The analogies I've heard commonly from myself and others to describe it is that I see/feel the shape of relationship between the concepts or abstract thoughts before I then try to put it into language. just as my other senses do not require written language to first describe (my experience of tasting a strawberry is something qualitatively different experienced/impressed on the mind, not a word).
Another analogy I've used to try to convey my apparent experience to others in contrast to many people is that it appears to me that a common way of experiencing the world is to have relative primacy or weight on "things"(words) and then people have to work towards the relationships between things. whereas I feel my mind works the other way, receiving impressions of relationships between or behind things first, such that they are the primary unit, and the words/things must then be built up from these.

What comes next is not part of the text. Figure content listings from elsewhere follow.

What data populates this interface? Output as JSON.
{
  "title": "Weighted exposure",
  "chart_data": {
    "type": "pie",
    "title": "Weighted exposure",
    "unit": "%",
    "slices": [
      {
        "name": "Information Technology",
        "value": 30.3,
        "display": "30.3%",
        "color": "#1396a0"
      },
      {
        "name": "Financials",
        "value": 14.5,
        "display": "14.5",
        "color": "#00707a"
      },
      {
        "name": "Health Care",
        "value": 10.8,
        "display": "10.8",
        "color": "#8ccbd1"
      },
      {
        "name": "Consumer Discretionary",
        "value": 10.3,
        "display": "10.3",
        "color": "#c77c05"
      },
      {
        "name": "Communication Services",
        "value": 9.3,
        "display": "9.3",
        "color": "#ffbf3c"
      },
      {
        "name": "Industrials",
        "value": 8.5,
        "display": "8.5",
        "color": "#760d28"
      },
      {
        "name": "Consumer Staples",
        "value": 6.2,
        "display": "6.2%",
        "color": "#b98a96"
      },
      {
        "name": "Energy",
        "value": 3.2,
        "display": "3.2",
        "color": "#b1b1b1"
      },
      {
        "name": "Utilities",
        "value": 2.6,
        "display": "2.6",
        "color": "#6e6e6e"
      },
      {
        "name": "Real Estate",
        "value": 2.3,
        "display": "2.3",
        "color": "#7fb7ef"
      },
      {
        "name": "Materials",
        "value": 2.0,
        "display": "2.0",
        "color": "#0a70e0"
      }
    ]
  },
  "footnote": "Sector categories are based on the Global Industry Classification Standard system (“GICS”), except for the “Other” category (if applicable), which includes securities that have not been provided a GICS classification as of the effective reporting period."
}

You can draw without thinking in drawings, similarly you can speak without thinking in speech.
Personally I've tried to become less dependent on language for thought, because I noticed I kept getting stuck on how to verbalize some thoughts even when there was no real need to. I think it's had an effect but it's hard to tell if I'm just imagining it or if imagining it is precisely the point (and I still get stuck on how to explain stuff in some imaginary context, but I suppose that's progress?)
My best guess is that an internal monologue may simply be an intermediate step as we internalize speech into our thoughts, so the need to keep verbalizing thought could eventually reduce, but it's hard to notice these kinds of changes in yourself because the skills don't disappear they just become something else.
For me it’s almost like ‘seeing’ or ‘knowing’ the ‘shape’ of things and the relationships between them. Translating to words is sort of a seperate step at output. It’s difficult for me to describe.
Text generation is conversion of previously prepared idea to text. If you didn't have that idea beforehand, you would have nothing to say. Sure it's a nontrivial process, because ideas don't map to text well, but it's merely text conversion, not really thought. Also text must work around reader's ignorance and prejudice, which is completely irrelevant for idea itself.
Well, I can do math, but I very rarely "think in mathematics." Rather, I approach most math problems linguistically, by essentially making up a little word problem in my head and reasoning through it. However, I know other people who approach math in a completely different way. They seem to have an intuitive "calculating sense," and only use language "after the fact" to record the result or explain it to others.
So in the same sense that I can use math without it being central to my thinking, it doesn't seem hard to believe that others can use language without it being central to their thinking.
Your comment seems like a non sequitur.